Trace of $(K+ vv^T)^{-1} (K+uu^T)$

Let $$K$$ be a $$n \times n$$ symmetric real positive definite matrix. Let $$u$$ and $$v$$ be non-zero $$n\times 1$$ vectors taking values of $$0$$'s and $$1$$'s. Assume that the values in $$u$$ and $$v$$ are sorted so that the first $$m_u$$ or ($$m_v$$) entries are zeros and the remaining $$n-m_u$$ or ($$n-m_v$$) entries are ones. Is the following statement true? If not, what kind of conditions could I impose so that it is true?

$$trace\bigg[ (K+ vv^T)^{-1} (K+uu^T)\bigg]=n$$ if and only if $$v=u$$

Obviously, $$(\impliedby)$$ is true, but I wonder if the other direction holds under some restrictions.
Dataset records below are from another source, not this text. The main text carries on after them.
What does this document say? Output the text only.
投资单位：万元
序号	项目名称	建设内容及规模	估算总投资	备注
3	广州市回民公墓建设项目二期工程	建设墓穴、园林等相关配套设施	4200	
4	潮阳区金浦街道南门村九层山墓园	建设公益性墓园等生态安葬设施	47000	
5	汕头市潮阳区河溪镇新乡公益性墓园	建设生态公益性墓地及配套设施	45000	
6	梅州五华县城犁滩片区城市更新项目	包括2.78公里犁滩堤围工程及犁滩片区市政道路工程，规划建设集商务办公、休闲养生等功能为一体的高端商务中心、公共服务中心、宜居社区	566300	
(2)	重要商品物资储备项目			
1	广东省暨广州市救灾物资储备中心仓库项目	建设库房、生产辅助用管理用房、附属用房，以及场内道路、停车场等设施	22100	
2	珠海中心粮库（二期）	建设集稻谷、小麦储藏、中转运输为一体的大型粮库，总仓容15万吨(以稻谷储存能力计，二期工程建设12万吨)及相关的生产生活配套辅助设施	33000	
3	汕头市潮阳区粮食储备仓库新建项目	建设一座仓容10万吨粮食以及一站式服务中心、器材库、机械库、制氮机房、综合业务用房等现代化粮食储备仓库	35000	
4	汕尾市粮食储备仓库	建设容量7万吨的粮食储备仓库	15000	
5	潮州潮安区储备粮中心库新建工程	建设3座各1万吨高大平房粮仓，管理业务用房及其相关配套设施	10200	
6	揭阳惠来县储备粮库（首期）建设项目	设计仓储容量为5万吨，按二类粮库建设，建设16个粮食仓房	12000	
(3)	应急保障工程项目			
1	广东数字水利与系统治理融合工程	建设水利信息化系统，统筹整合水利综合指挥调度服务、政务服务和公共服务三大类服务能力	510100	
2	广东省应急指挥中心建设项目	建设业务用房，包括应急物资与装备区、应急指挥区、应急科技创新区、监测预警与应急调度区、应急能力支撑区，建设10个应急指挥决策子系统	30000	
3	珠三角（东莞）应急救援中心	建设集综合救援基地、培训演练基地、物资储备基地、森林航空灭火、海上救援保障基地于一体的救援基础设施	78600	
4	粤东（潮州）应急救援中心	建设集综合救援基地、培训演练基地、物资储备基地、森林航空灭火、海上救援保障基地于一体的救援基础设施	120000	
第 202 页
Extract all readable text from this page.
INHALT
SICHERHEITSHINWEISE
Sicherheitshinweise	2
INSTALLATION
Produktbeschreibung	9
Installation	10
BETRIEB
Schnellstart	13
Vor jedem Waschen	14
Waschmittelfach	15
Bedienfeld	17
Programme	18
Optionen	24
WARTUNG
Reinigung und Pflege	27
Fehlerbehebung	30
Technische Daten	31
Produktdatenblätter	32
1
This is not true. E.g. the trace condition is satisfied when $$n=2$$ and $$K=\pmatrix{2&1\\ 1&1},\ u=\pmatrix{1\\ 1},\ v=\pmatrix{0\\ 1}.$$ In general, as $$(K+vv^T)^{-1}=K^{-1}-\frac{K^{-1}vv^TK^{-1}}{1+v^TK^{-1}v}$$. If you put $$P=K^{-1}$$, using the tracial property, the trace condition can be rewritten as $$0=-\frac{v^TPv}{1+v^TPv} +u^TPu-\frac{(u^TPv)^2}{1+v^TPv}$$ or equivalently, $$(u^TPu)(1+v^TPv)-v^TPv-(u^TPv)^2=0.\tag{1}$$ When $$m_u\le m_v$$, you may partition $$P$$ as $$\pmatrix{\ast&\ast&\ast\\ \ast&B&Z\\ \ast&Z^T&C}$$ where $$B$$ is $$(m_v-m_u)\times(m_v-m_u)$$ and $$C$$ is $$(n-m_v)\times(n-m_v)$$. Let the sum of all entries in $$B$$ be $$b$$ and define $$c$$ and $$z$$ analogously for $$C$$ and $$Z$$. Condition $$(1)$$ can then be rewritten as \begin{align} &(b+c+2z)(1+c)-c-(c+z)^2=0\\ \Leftrightarrow\ &b(c+1)=z(z-2).\tag{2} \end{align} In the counterexample above, we have $$P=K^{-1}=\pmatrix{1&-1\\ -1&2}$$, so that $$b=1,c=2$$ and $$z=-1$$.
When $$m_u>m_v$$, you can partition $$P$$ analogously, but this time, $$B$$ is $$(m_u-m_v)\times(m_u-m_v)$$ and $$C$$ is $$(n-m_u)\times(n-m_u)$$. The trace condition in this case becomes \begin{align} &c(1+b+c+2z)-(b+c+2z)-(c+z)^2=0\\ \Leftrightarrow\ &b(c-1)=z(z+2).\tag{3} \end{align} So, even when $$u\ne v$$, it can happen that $$(2)$$ or $$(3)$$ hold when the values of $$b,c,z$$ are appropriate.